Per our review of The Troll Cookbook, we made one of its recipes: butter. It called for nothing more than a tight-lidded jar, a marble and some heavy whipping cream. Much of Troll Cookbook covers how-to’s on canning, sourdough starters, wild foraging and home dairy processing; heady stuff if you’re into it. We thought butter matched our capabilities of the moment, and given the extreme simplicity of the requirements, a must-do.
In practice, it took a lot more shaking than the “several minutes” described, but to be fair, it was a hot day, and hot hands likely hampered our process. Luckily, a few minutes here and there in the freezer went a long way, helping the product break and eventually — magically — butter-ize. Even after another mishap, since I also tried extracting the butter too early, and the mass of it broke apart in my bowl. (I recovered butter, but not buttermilk.) Efforts were indeed rewarded however, and the product tasted like real, rich butter. In the future, armed with a bit of experience, we’d experiment using raw cream, as well as with salted and flavored options.
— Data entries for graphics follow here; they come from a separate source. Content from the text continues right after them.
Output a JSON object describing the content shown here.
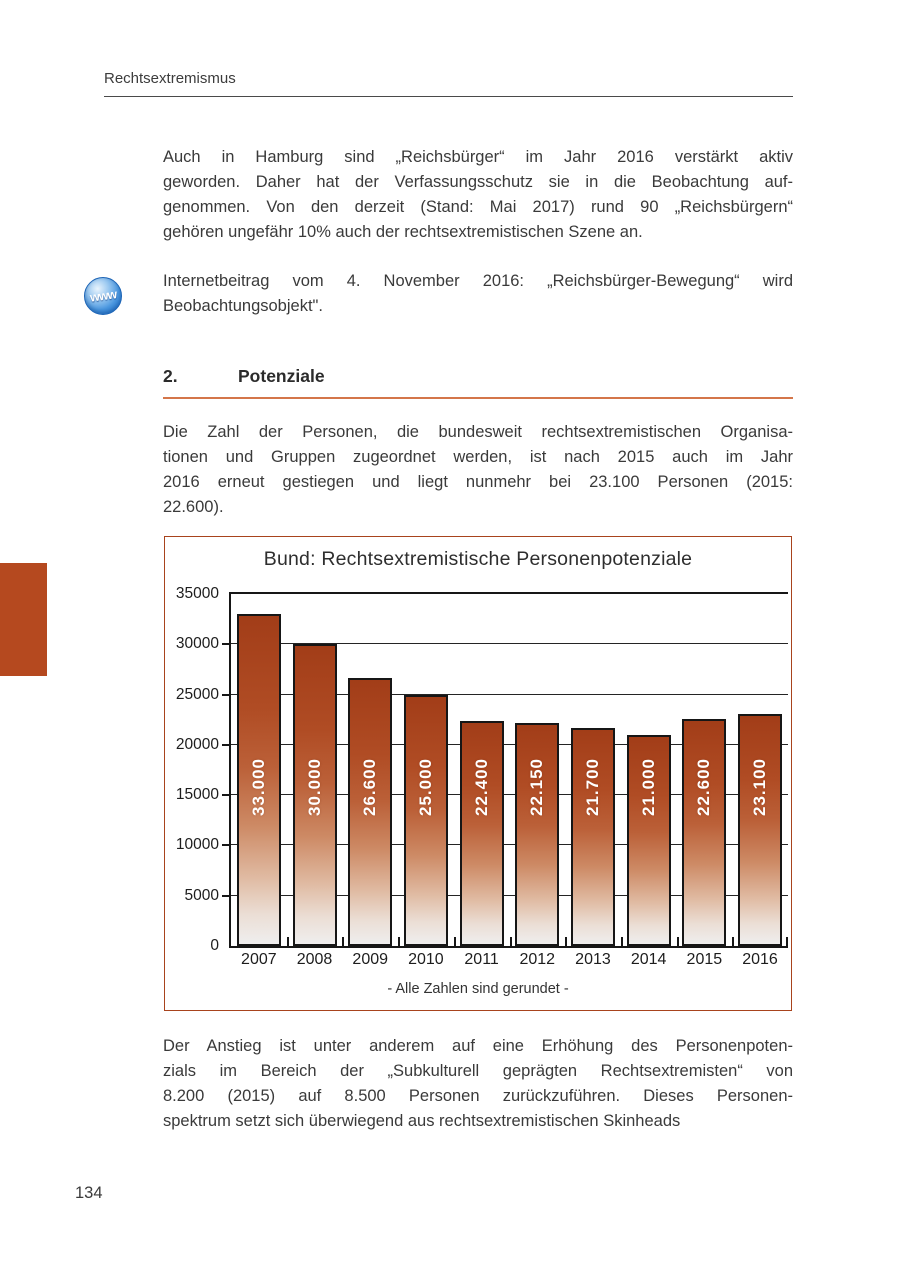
{
  "page": {
    "header": "Rechtsextremismus",
    "number": "134"
  },
  "section": {
    "number": "2.",
    "title": "Potenziale"
  },
  "icons": {
    "www_icon_text": "www"
  },
  "paragraphs": {
    "p1": {
      "lines": [
        "Auch in Hamburg sind „Reichsbürger“ im Jahr 2016 verstärkt aktiv",
        "geworden. Daher hat der Verfassungsschutz sie in die Beobachtung auf-",
        "genommen. Von den derzeit (Stand: Mai 2017) rund 90 „Reichsbürgern“",
        "gehören ungefähr 10% auch der rechtsextremistischen Szene an."
      ]
    },
    "p2": {
      "lines": [
        "Internetbeitrag vom 4. November 2016: „Reichsbürger-Bewegung“ wird",
        "Beobachtungsobjekt\"."
      ]
    },
    "p3": {
      "lines": [
        "Die Zahl der Personen, die bundesweit rechtsextremistischen Organisa-",
        "tionen und Gruppen zugeordnet werden, ist nach 2015 auch im Jahr",
        "2016 erneut gestiegen und liegt nunmehr bei 23.100 Personen (2015:",
        "22.600)."
      ]
    },
    "p4": {
      "lines": [
        "Der Anstieg ist unter anderem auf eine Erhöhung des Personenpoten-",
        "zials im Bereich der „Subkulturell geprägten Rechtsextremisten“ von",
        "8.200 (2015) auf 8.500 Personen zurückzuführen. Dieses Personen-",
        "spektrum setzt sich überwiegend aus rechtsextremistischen Skinheads"
      ]
    }
  },
  "chart_data": {
    "type": "bar",
    "title": "Bund: Rechtsextremistische Personenpotenziale",
    "categories": [
      "2007",
      "2008",
      "2009",
      "2010",
      "2011",
      "2012",
      "2013",
      "2014",
      "2015",
      "2016"
    ],
    "values": [
      33000,
      30000,
      26600,
      25000,
      22400,
      22150,
      21700,
      21000,
      22600,
      23100
    ],
    "bar_labels": [
      "33.000",
      "30.000",
      "26.600",
      "25.000",
      "22.400",
      "22.150",
      "21.700",
      "21.000",
      "22.600",
      "23.100"
    ],
    "xlabel": "",
    "ylabel": "",
    "ylim": [
      0,
      35000
    ],
    "yticks": [
      0,
      5000,
      10000,
      15000,
      20000,
      25000,
      30000,
      35000
    ],
    "grid": true,
    "legend": null,
    "footnote": "- Alle Zahlen sind gerundet -",
    "bar_color_top": "#a23d18",
    "bar_color_bottom": "#efeeee",
    "box_border_color": "#a8431d"
  },
  "colors": {
    "accent_rust": "#b5491f",
    "heading_rule": "#d4764a",
    "www_blue": "#1d6ecc"
  }
}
Our thanks to co-authors Clint Marsh and Karima Cammell, who let us share the recipe:
Impatient trolls have been known to prepare this recipe by shaking an entire cow, but this can make the butter difficult to extract. Humans have better luck using a jar full of cream and a marble.
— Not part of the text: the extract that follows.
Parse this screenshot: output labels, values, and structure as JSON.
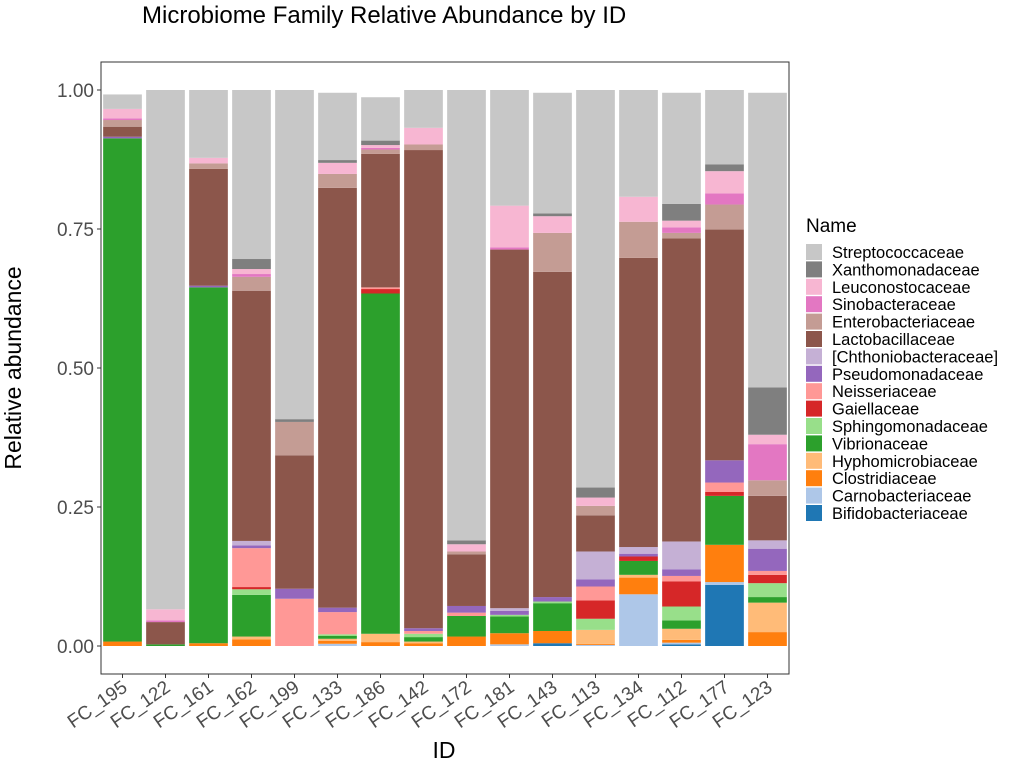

A jar with a tight-fitting lid
2 cups of heavy whipping cream (use raw unpasteurized cream if making traditional buttermilk)
1 bowl of ice water
Salt (for salted butter)
Making butter is essentially the same as making whipped cream, except with more shaking and no sugar. If you add a marble to the jar it will speed the process of agitation as it bounces around in the cream. Fill the jar with the cream, drop in the marble, seal the lid on tightly and shake the jar vigorously for several minutes. Continue shaking util you feel the cream “break” — the butterfat separating and solidifying, its thick mass whacking against the sides of the jar. When it has done this, open the jar, remove the butter, and set it in a dry bowl. (Don’t forget to pick out the marble and lick it clean.) The fluid left in the jar is low-fat milk, as all the milkfat has clumped into the butter, and can be drank or saved for cooking with later. (If you are using raw cream, the natural bacteria found in the liquid makes it cultured buttermilk, the byproduct found in butter churns throughout most of history.) Pour a cup of cold water over the butter and press it gently with a spatula to coax out more of the buttermilk. Drain the water from the bowl and repeat, pouring, pressing and draining until the liquid coming from the butter is clear. If you are making salted butter add salt to taste, kneading it in. Wrap the butter in waxed paper or spoon it into a butter crock, a specialized container that submerges the butter underwater to keep it fresh longer.